SAN FRANCISCO There's probably an apt metaphor in Nokia announcing its first connected Windows tablet and two new "phablet" devices Tuesday in far-far away Abu Dhabi. Nokia has to travel great distances to catch up to its Android and iOS rivals in the U.S.
The timing of the announcements doesn't seem all that terrific for Nokia either, at least from a U.S. perspective. That's because all the attention in tech will be focused on San Francisco, where Apple Tuesday is expected to unveil its latest Pads.
Still, there is a lot of renewed curiosity in what Nokia is up to these days, especially with the Finnish phone maker about to join Microsoft.
Nokia's connected Windows tablet it is LTE-capable along with Wi-Fi is called the Lumia 2520. It sports a 10.1-inch HD display, a 6.7 megapixel camera, and Zeiss optics that Nokia says is a first for a tablet, promising excellent pictures even when shot in low light.
Indeed, one area Nokia has been generating a lot of noise these days is in photography, exemplified by the 41-megapixel sensor in the Lumia 1020 smartphone that came out earlier in the year.
Nokia says all the latest devices include very good cameras too, if not quite getting up to 41 megapixels.
Nokia decided with the 2520 to go with Windows RT 8.1, the same version of Windows as in Microsoft's new Surface 2 tablet. It is the version that is aimed more at the tablet user, as opposed to the more PC-oriented Pro version on Microsoft's Surface 2 Pro.
Other details: Nokia claims the 2520 can reach an 80% charge in one hour. And Nokia with the 2520 is teaming with DreamWorks Animation on a new "Dragons Adventure" interactive game. Also included, a Nokia Storyteller app that lets people curate and relive images and videos as a story on a map.
Speaking of maps, Nokia says its integrated HERE Maps app makes the 2520 the only tablet with true offline maps.
U.S. availability comes later in the year on AT&T, at an expected price of $499. Verizon also has confirmed it will be carrying the 2520 this quarter.

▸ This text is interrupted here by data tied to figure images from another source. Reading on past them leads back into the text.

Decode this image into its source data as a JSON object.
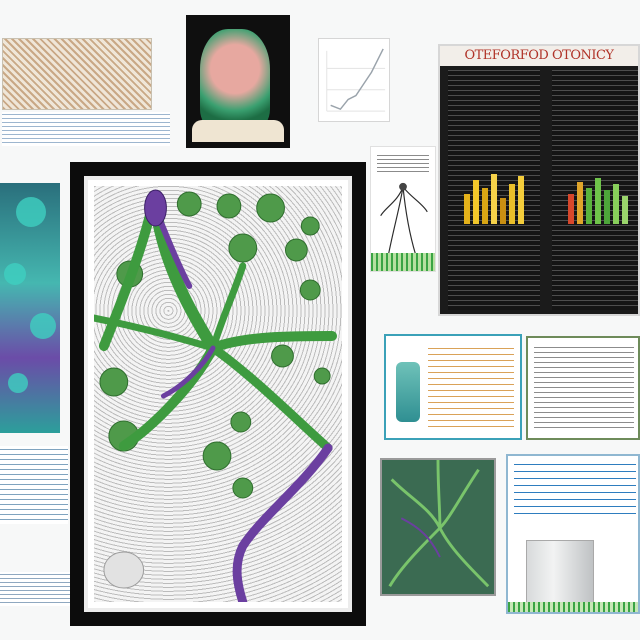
{
  "colors": {
    "background": "#f7f8f8",
    "frame": "#0c0c0c",
    "stem_green": "#3e9b3f",
    "stem_purple": "#6b3fa0",
    "poster_title": "#b03328",
    "chart_line": "#9aa3ab"
  },
  "poster": {
    "title": "OTEFORFOD OTONICY"
  }
}
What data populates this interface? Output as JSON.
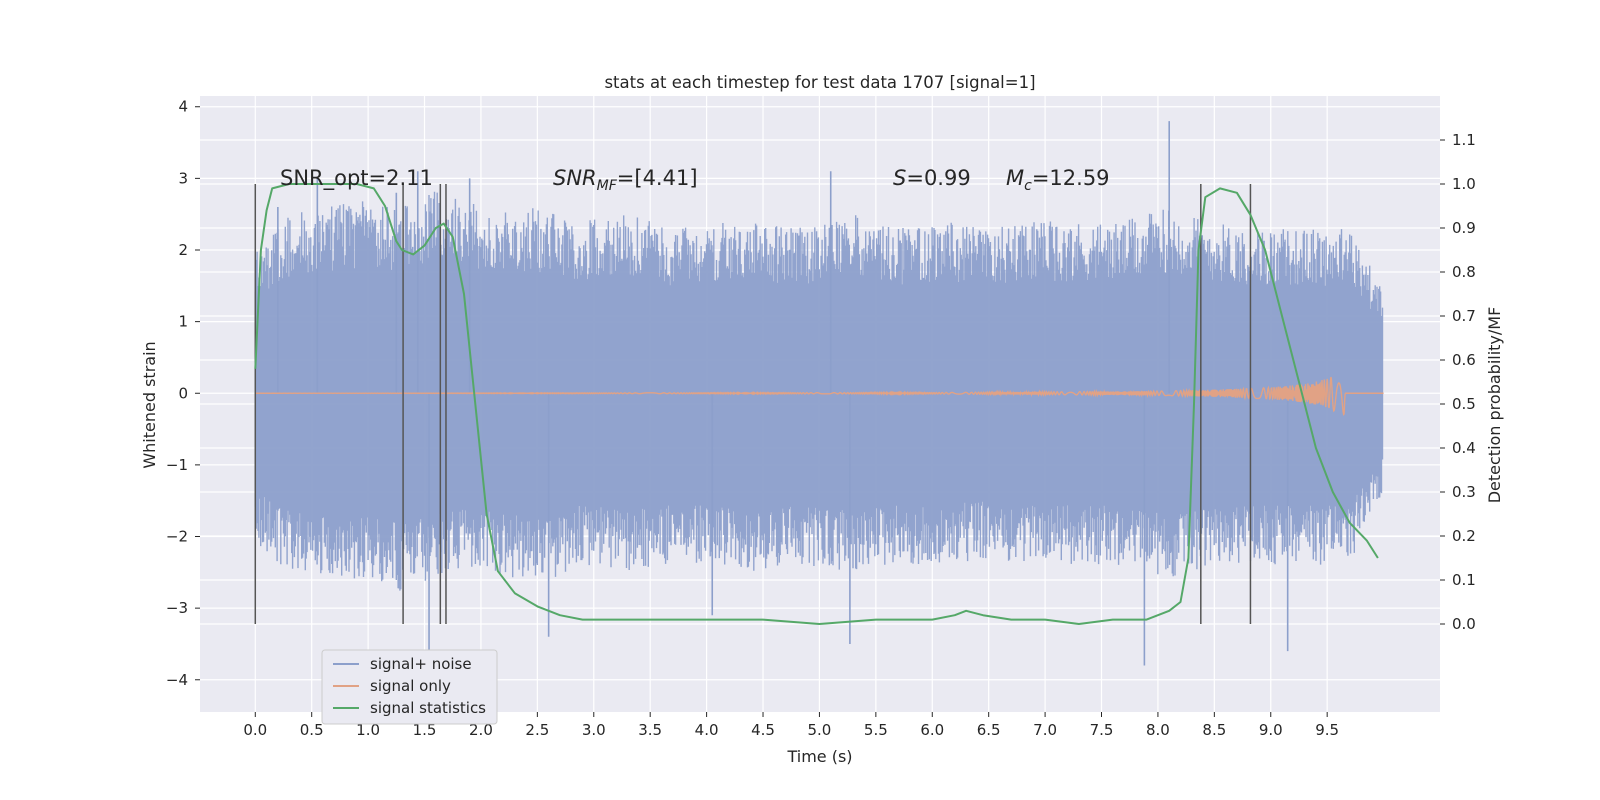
{
  "chart_data": {
    "type": "line",
    "title": "stats at each timestep for test data 1707 [signal=1]",
    "xlabel": "Time (s)",
    "ylabel": "Whitened strain",
    "ylabel_right": "Detection probability/MF",
    "xlim": [
      -0.49,
      10.5
    ],
    "ylim": [
      -4.45,
      4.15
    ],
    "ylim_right": [
      -0.2,
      1.2
    ],
    "x_ticks": [
      0.0,
      0.5,
      1.0,
      1.5,
      2.0,
      2.5,
      3.0,
      3.5,
      4.0,
      4.5,
      5.0,
      5.5,
      6.0,
      6.5,
      7.0,
      7.5,
      8.0,
      8.5,
      9.0,
      9.5
    ],
    "x_tick_labels": [
      "0.0",
      "0.5",
      "1.0",
      "1.5",
      "2.0",
      "2.5",
      "3.0",
      "3.5",
      "4.0",
      "4.5",
      "5.0",
      "5.5",
      "6.0",
      "6.5",
      "7.0",
      "7.5",
      "8.0",
      "8.5",
      "9.0",
      "9.5"
    ],
    "y_ticks": [
      -4,
      -3,
      -2,
      -1,
      0,
      1,
      2,
      3,
      4
    ],
    "y_tick_labels": [
      "−4",
      "−3",
      "−2",
      "−1",
      "0",
      "1",
      "2",
      "3",
      "4"
    ],
    "y_right_ticks": [
      0.0,
      0.1,
      0.2,
      0.3,
      0.4,
      0.5,
      0.6,
      0.7,
      0.8,
      0.9,
      1.0,
      1.1
    ],
    "y_right_tick_labels": [
      "0.0",
      "0.1",
      "0.2",
      "0.3",
      "0.4",
      "0.5",
      "0.6",
      "0.7",
      "0.8",
      "0.9",
      "1.0",
      "1.1"
    ],
    "grid": true,
    "legend_position": "lower-left",
    "annotations": [
      {
        "pre": "SNR_opt=2.11",
        "italic": "",
        "sub": "",
        "post": ""
      },
      {
        "pre": "",
        "italic": "SNR",
        "sub": "MF",
        "post": "=[4.41]"
      },
      {
        "pre": "",
        "italic": "S",
        "sub": "",
        "post": "=0.99"
      },
      {
        "pre": "",
        "italic": "M",
        "sub": "c",
        "post": "=12.59"
      }
    ],
    "vertical_markers": [
      0.0,
      1.31,
      1.64,
      1.69,
      8.38,
      8.82
    ],
    "series": [
      {
        "name": "signal+ noise",
        "color": "#8c9fcb",
        "axis": "left",
        "x_range": [
          0.0,
          9.99
        ],
        "upper_envelope": [
          [
            0.0,
            2.0
          ],
          [
            0.3,
            2.5
          ],
          [
            0.6,
            2.6
          ],
          [
            1.0,
            2.7
          ],
          [
            1.3,
            2.6
          ],
          [
            1.7,
            2.9
          ],
          [
            2.1,
            2.5
          ],
          [
            2.5,
            2.6
          ],
          [
            2.9,
            2.4
          ],
          [
            3.3,
            2.5
          ],
          [
            3.7,
            2.3
          ],
          [
            4.1,
            2.4
          ],
          [
            4.5,
            2.4
          ],
          [
            4.9,
            2.3
          ],
          [
            5.3,
            2.5
          ],
          [
            5.7,
            2.3
          ],
          [
            6.1,
            2.4
          ],
          [
            6.5,
            2.3
          ],
          [
            6.9,
            2.4
          ],
          [
            7.3,
            2.4
          ],
          [
            7.7,
            2.4
          ],
          [
            8.1,
            2.6
          ],
          [
            8.5,
            2.4
          ],
          [
            8.9,
            2.3
          ],
          [
            9.3,
            2.3
          ],
          [
            9.7,
            2.3
          ],
          [
            9.99,
            1.5
          ]
        ],
        "lower_envelope": [
          [
            0.0,
            -2.1
          ],
          [
            0.3,
            -2.5
          ],
          [
            0.6,
            -2.6
          ],
          [
            1.0,
            -2.6
          ],
          [
            1.3,
            -2.8
          ],
          [
            1.7,
            -2.5
          ],
          [
            2.1,
            -2.5
          ],
          [
            2.5,
            -2.7
          ],
          [
            2.9,
            -2.4
          ],
          [
            3.3,
            -2.5
          ],
          [
            3.7,
            -2.4
          ],
          [
            4.1,
            -2.4
          ],
          [
            4.5,
            -2.5
          ],
          [
            4.9,
            -2.4
          ],
          [
            5.3,
            -2.5
          ],
          [
            5.7,
            -2.4
          ],
          [
            6.1,
            -2.4
          ],
          [
            6.5,
            -2.3
          ],
          [
            6.9,
            -2.4
          ],
          [
            7.3,
            -2.4
          ],
          [
            7.7,
            -2.4
          ],
          [
            8.1,
            -2.6
          ],
          [
            8.5,
            -2.4
          ],
          [
            8.9,
            -2.4
          ],
          [
            9.3,
            -2.4
          ],
          [
            9.7,
            -2.4
          ],
          [
            9.99,
            -1.4
          ]
        ],
        "notable_peaks": [
          [
            0.2,
            2.6
          ],
          [
            0.55,
            3.0
          ],
          [
            1.25,
            2.8
          ],
          [
            1.44,
            3.1
          ],
          [
            1.54,
            -3.6
          ],
          [
            1.9,
            3.0
          ],
          [
            2.6,
            -3.4
          ],
          [
            4.05,
            -3.1
          ],
          [
            5.1,
            3.1
          ],
          [
            5.27,
            -3.5
          ],
          [
            7.88,
            -3.8
          ],
          [
            8.1,
            3.8
          ],
          [
            9.15,
            -3.6
          ]
        ]
      },
      {
        "name": "signal only",
        "color": "#e1a285",
        "axis": "left",
        "envelope": [
          [
            0.0,
            0.0
          ],
          [
            6.0,
            0.01
          ],
          [
            7.0,
            0.02
          ],
          [
            8.0,
            0.03
          ],
          [
            8.5,
            0.05
          ],
          [
            9.0,
            0.08
          ],
          [
            9.3,
            0.13
          ],
          [
            9.5,
            0.2
          ],
          [
            9.6,
            0.28
          ],
          [
            9.65,
            0.3
          ],
          [
            9.66,
            0.0
          ],
          [
            10.0,
            0.0
          ]
        ]
      },
      {
        "name": "signal statistics",
        "color": "#55a868",
        "axis": "right",
        "points": [
          [
            0.0,
            0.58
          ],
          [
            0.05,
            0.85
          ],
          [
            0.1,
            0.94
          ],
          [
            0.15,
            0.99
          ],
          [
            0.3,
            1.0
          ],
          [
            0.9,
            1.0
          ],
          [
            1.05,
            0.99
          ],
          [
            1.15,
            0.95
          ],
          [
            1.25,
            0.87
          ],
          [
            1.3,
            0.85
          ],
          [
            1.4,
            0.84
          ],
          [
            1.5,
            0.86
          ],
          [
            1.6,
            0.9
          ],
          [
            1.67,
            0.91
          ],
          [
            1.75,
            0.88
          ],
          [
            1.85,
            0.75
          ],
          [
            1.95,
            0.5
          ],
          [
            2.05,
            0.25
          ],
          [
            2.15,
            0.12
          ],
          [
            2.3,
            0.07
          ],
          [
            2.5,
            0.04
          ],
          [
            2.7,
            0.02
          ],
          [
            2.9,
            0.01
          ],
          [
            3.1,
            0.01
          ],
          [
            3.5,
            0.01
          ],
          [
            4.0,
            0.01
          ],
          [
            4.5,
            0.01
          ],
          [
            5.0,
            0.0
          ],
          [
            5.5,
            0.01
          ],
          [
            6.0,
            0.01
          ],
          [
            6.2,
            0.02
          ],
          [
            6.3,
            0.03
          ],
          [
            6.45,
            0.02
          ],
          [
            6.7,
            0.01
          ],
          [
            7.0,
            0.01
          ],
          [
            7.3,
            0.0
          ],
          [
            7.6,
            0.01
          ],
          [
            7.9,
            0.01
          ],
          [
            8.1,
            0.03
          ],
          [
            8.2,
            0.05
          ],
          [
            8.27,
            0.15
          ],
          [
            8.32,
            0.5
          ],
          [
            8.36,
            0.85
          ],
          [
            8.42,
            0.97
          ],
          [
            8.55,
            0.99
          ],
          [
            8.7,
            0.98
          ],
          [
            8.82,
            0.93
          ],
          [
            8.95,
            0.85
          ],
          [
            9.1,
            0.7
          ],
          [
            9.25,
            0.55
          ],
          [
            9.4,
            0.4
          ],
          [
            9.55,
            0.3
          ],
          [
            9.7,
            0.23
          ],
          [
            9.85,
            0.19
          ],
          [
            9.95,
            0.15
          ]
        ]
      }
    ]
  }
}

Meanwhile, Nokia weighs in with a pair of new super-sized screen smartphones, commonly known as "phablets." The high-end quad-core Lumia 1520, as well as the more modestly-priced Lumia 1320 devices have whopping 6-inch high definition displays. The former can get up to full 1080p resolution, the latter 720p.
The 1520 carries a lofty $749 price before any taxes or subsidies; the 1320 is at $339 before subsidies. The 1520 will be available this quarter in the U.S. (exclusive to AT&T to start) and elsewhere. The 1320 will be available after the first of the year but not the U.S.
A 20 megapixel "Pure View" camera is included in the 1520, which can be dressed in yellow, white, black or glossy red. The 1320 has a 5-megapixel shooter and is also available in multiple colors.
The latest handsets also feature the Storyteller. And the Windows Phone 8 platform that these phones run on will be helped by the addition of various popular third party apps, including Instagram and Vine.
Among the options on the device side: wireless charging.
"Nokia's challenge is not so much in its ability to deliver qualitative new product experiences but more in the overall brand perception - especially when entering a brand-new market like tablets," Forrester analyst Thomas Husson says. "Despite a more affordable price, the respective positioning of Nokia's new tablet versus the Surface 2 is not obvious and will have to be dealt with post Nokia's acquisition."
From Abu Dhabi, Nokia also unveiled lower-priced Asha-branded handsets but they're not currently slated for the U.S. market.